Entre l’envoi de l’image au serveur et l’alignement subséquent, le temps de calcul varie entre 2 à 5 minutes environ selon le contexte. Plusieurs facteurs peuvent influencer cette durée, principalement la définition de l’image candidate, sa proximité avec celles de l’acquisition maîtresse, et les variations environnementales notamment lumineuses. Évidemment, ce temps de calcul est trop conséquent pour envisager une utilisation confortable, mais néanmoins raisonnable pour une preuve de concept. Par ailleurs, nous verrons par la suite que des solutions existent pour le réduire considérablement. La précision du calcul de résection spatiale dépend beaucoup de l’image de référence, qui doit, dans la mesure du possible, partager de nombreux points homologues avec les images de l’acquisition maîtresse. Ainsi, la qualité de la procédure d’alignement n’est pas constante d’un recalage à l’autre.
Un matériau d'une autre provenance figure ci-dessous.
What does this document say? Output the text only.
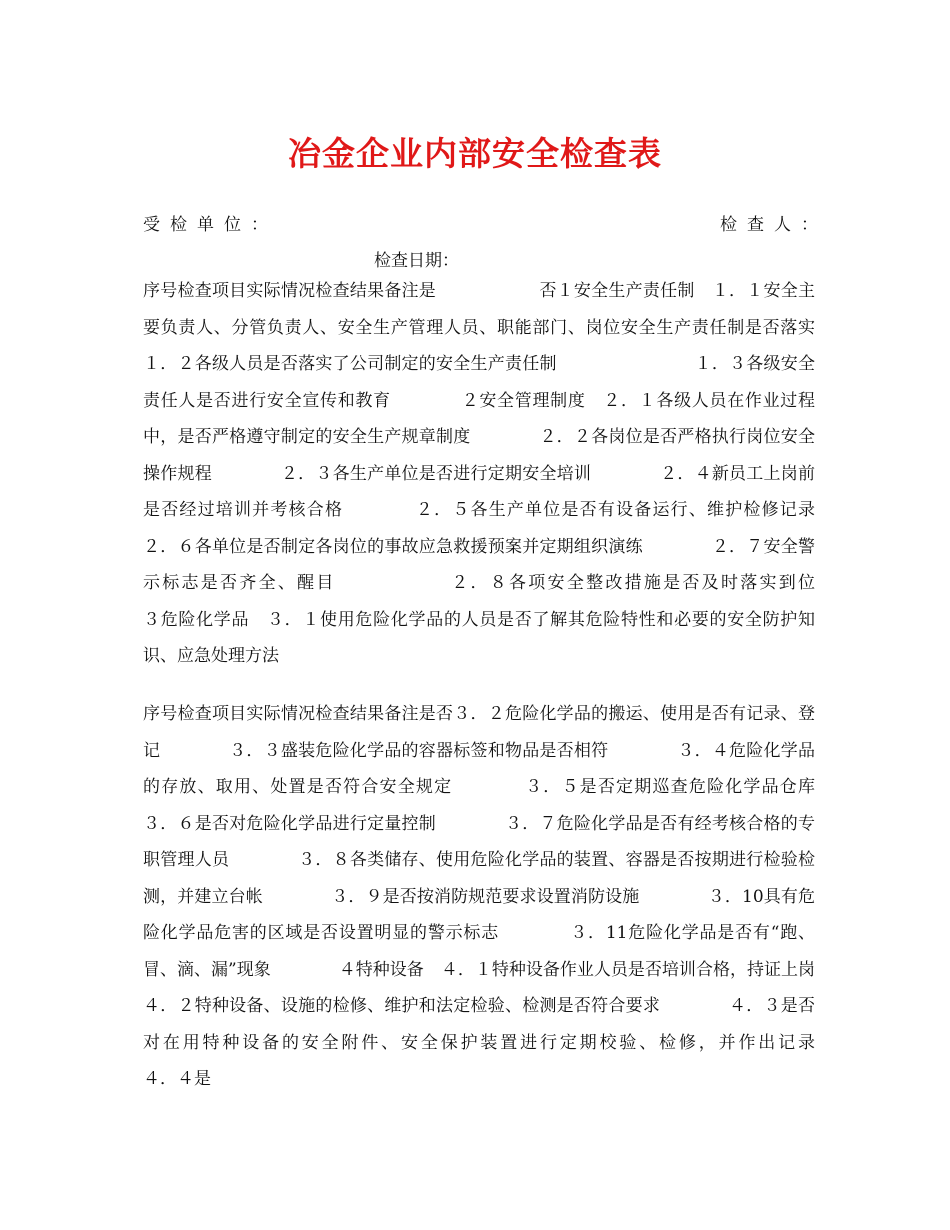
冶金企业内部安全检查表
受检单位：	检查人：
检查日期：
序号检查项目实际情况检查结果备注是　　　　　　否１安全生产责任制　１．１安全主要负责人、分管负责人、安全生产管理人员、职能部门、岗位安全生产责任制是否落实　　　　１．２各级人员是否落实了公司制定的安全生产责任制　　　　　　　　１．３各级安全责任人是否进行安全宣传和教育　　　　２安全管理制度　２．１各级人员在作业过程中，是否严格遵守制定的安全生产规章制度　　　　２．２各岗位是否严格执行岗位安全操作规程　　　　２．３各生产单位是否进行定期安全培训　　　　２．４新员工上岗前是否经过培训并考核合格　　　　２．５各生产单位是否有设备运行、维护检修记录　　　　２．６各单位是否制定各岗位的事故应急救援预案并定期组织演练　　　　２．７安全警示标志是否齐全、醒目　　　　　　２．８各项安全整改措施是否及时落实到位　　　　３危险化学品　３．１使用危险化学品的人员是否了解其危险特性和必要的安全防护知识、应急处理方法
序号检查项目实际情况检查结果备注是否３．２危险化学品的搬运、使用是否有记录、登记　　　　３．３盛装危险化学品的容器标签和物品是否相符　　　　３．４危险化学品的存放、取用、处置是否符合安全规定　　　　３．５是否定期巡查危险化学品仓库　　　　３．６是否对危险化学品进行定量控制　　　　３．７危险化学品是否有经考核合格的专职管理人员　　　　３．８各类储存、使用危险化学品的装置、容器是否按期进行检验检测，并建立台帐　　　　３．９是否按消防规范要求设置消防设施　　　　３．10具有危险化学品危害的区域是否设置明显的警示标志　　　　３．11危险化学品是否有“跑、冒、滴、漏”现象　　　　４特种设备　４．１特种设备作业人员是否培训合格，持证上岗　　　　４．２特种设备、设施的检修、维护和法定检验、检测是否符合要求　　　　４．３是否对在用特种设备的安全附件、安全保护装置进行定期校验、检修，并作出记录　　　　４．４是
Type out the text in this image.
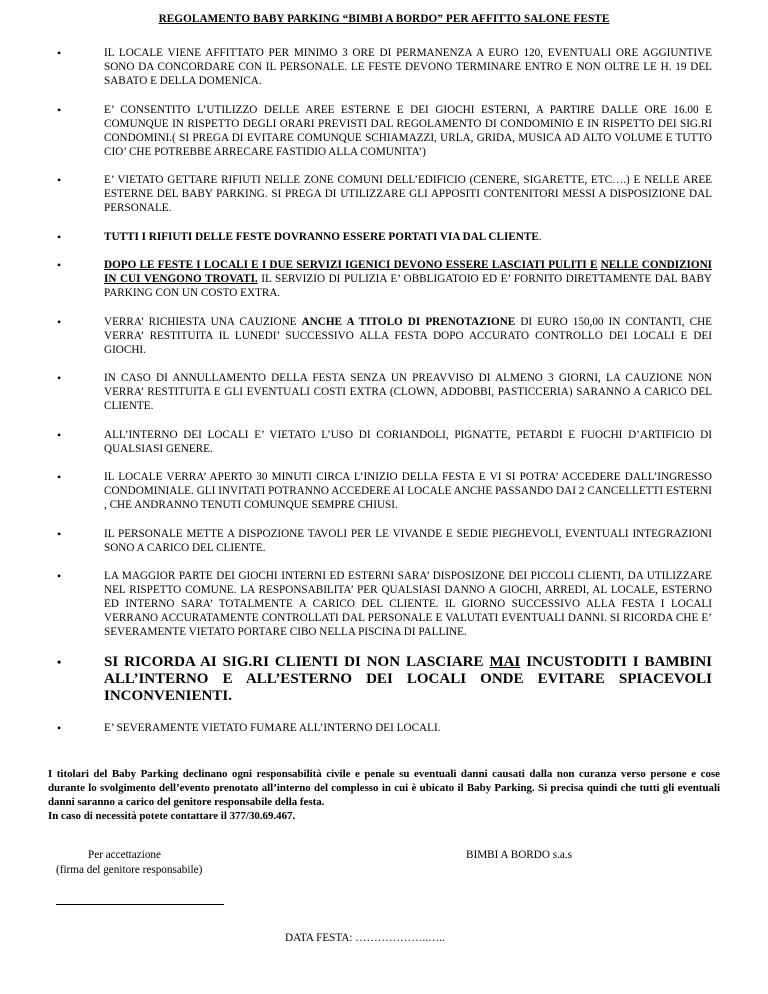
REGOLAMENTO BABY PARKING “BIMBI A BORDO” PER AFFITTO SALONE FESTE
•	IL LOCALE VIENE AFFITTATO PER MINIMO 3 ORE DI PERMANENZA A EURO 120, EVENTUALI ORE AGGIUNTIVE SONO DA CONCORDARE CON IL PERSONALE. LE FESTE DEVONO TERMINARE ENTRO E NON OLTRE LE H. 19 DEL SABATO E DELLA DOMENICA.
•	E’ CONSENTITO L’UTILIZZO DELLE AREE ESTERNE E DEI GIOCHI ESTERNI, A PARTIRE DALLE ORE 16.00 E COMUNQUE IN RISPETTO DEGLI ORARI PREVISTI DAL REGOLAMENTO DI CONDOMINIO E IN RISPETTO DEI SIG.RI CONDOMINI.( SI PREGA DI EVITARE COMUNQUE SCHIAMAZZI, URLA, GRIDA, MUSICA AD ALTO VOLUME E TUTTO CIO’ CHE POTREBBE ARRECARE FASTIDIO ALLA COMUNITA’)
•	E’ VIETATO GETTARE RIFIUTI NELLE ZONE COMUNI DELL’EDIFICIO (CENERE, SIGARETTE, ETC….) E NELLE AREE ESTERNE DEL BABY PARKING. SI PREGA DI UTILIZZARE GLI APPOSITI CONTENITORI MESSI A DISPOSIZIONE DAL PERSONALE.
•	TUTTI I RIFIUTI DELLE FESTE DOVRANNO ESSERE PORTATI VIA DAL CLIENTE.
•	DOPO LE FESTE I LOCALI E I DUE SERVIZI IGENICI DEVONO ESSERE LASCIATI PULITI E NELLE CONDIZIONI IN CUI VENGONO TROVATI. IL SERVIZIO DI PULIZIA E’ OBBLIGATOIO ED E’ FORNITO DIRETTAMENTE DAL BABY PARKING CON UN COSTO EXTRA.
•	VERRA’ RICHIESTA UNA CAUZIONE ANCHE A TITOLO DI PRENOTAZIONE DI EURO 150,00 IN CONTANTI, CHE VERRA’ RESTITUITA IL LUNEDI’ SUCCESSIVO ALLA FESTA DOPO ACCURATO CONTROLLO DEI LOCALI E DEI GIOCHI.
•	IN CASO DI ANNULLAMENTO DELLA FESTA SENZA UN PREAVVISO DI ALMENO 3 GIORNI, LA CAUZIONE NON VERRA’ RESTITUITA E GLI EVENTUALI COSTI EXTRA (CLOWN, ADDOBBI, PASTICCERIA) SARANNO A CARICO DEL CLIENTE.
•	ALL’INTERNO DEI LOCALI E’ VIETATO L’USO DI CORIANDOLI, PIGNATTE, PETARDI E FUOCHI D’ARTIFICIO DI QUALSIASI GENERE.
•	IL LOCALE VERRA’ APERTO 30 MINUTI CIRCA L’INIZIO DELLA FESTA E VI SI POTRA’ ACCEDERE DALL’INGRESSO CONDOMINIALE. GLI INVITATI POTRANNO ACCEDERE AI LOCALE ANCHE PASSANDO DAI 2 CANCELLETTI ESTERNI , CHE ANDRANNO TENUTI COMUNQUE SEMPRE CHIUSI.
•	IL PERSONALE METTE A DISPOZIONE TAVOLI PER LE VIVANDE E SEDIE PIEGHEVOLI, EVENTUALI INTEGRAZIONI SONO A CARICO DEL CLIENTE.
•	LA MAGGIOR PARTE DEI GIOCHI INTERNI ED ESTERNI SARA’ DISPOSIZONE DEI PICCOLI CLIENTI, DA UTILIZZARE NEL RISPETTO COMUNE. LA RESPONSABILITA’ PER QUALSIASI DANNO A GIOCHI, ARREDI, AL LOCALE, ESTERNO ED INTERNO SARA’ TOTALMENTE A CARICO DEL CLIENTE. IL GIORNO SUCCESSIVO ALLA FESTA I LOCALI VERRANO ACCURATAMENTE CONTROLLATI DAL PERSONALE E VALUTATI EVENTUALI DANNI. SI RICORDA CHE E’ SEVERAMENTE VIETATO PORTARE CIBO NELLA PISCINA DI PALLINE.
•	SI RICORDA AI SIG.RI CLIENTI DI NON LASCIARE MAI INCUSTODITI I BAMBINI ALL’INTERNO E ALL’ESTERNO DEI LOCALI ONDE EVITARE SPIACEVOLI INCONVENIENTI.
•	E’ SEVERAMENTE VIETATO FUMARE ALL’INTERNO DEI LOCALI.
I titolari del Baby Parking declinano ogni responsabilità civile e penale su eventuali danni causati dalla non curanza verso persone e cose durante lo svolgimento dell’evento prenotato all’interno del complesso in cui è ubicato il Baby Parking. Si precisa quindi che tutti gli eventuali danni saranno a carico del genitore responsabile della festa.
In caso di necessità potete contattare il 377/30.69.467.
Per accettazione
(firma del genitore responsabile)
BIMBI A BORDO s.a.s
DATA FESTA: ………………..…..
Figure 158 : Résultat. Capture d’écran d’un projet visualisé en réalité augmentée après un recalage réussi.

Visuellement, les résultats du recalage semblent satisfaisants, les nuages de points du projet et des annotations sont positionnés de manière cohérente par rapport à la réalité (Figure 158). Nous pouvons observer par transparence la proximité entre les figures pariétales du facsimilé et celles du nuage de points (Annexe 15). Nous pouvons constater un léger décalage, qui peut être lié à la précision du calcul de résection spatiale ou à celle de la mise à l’échelle du projet.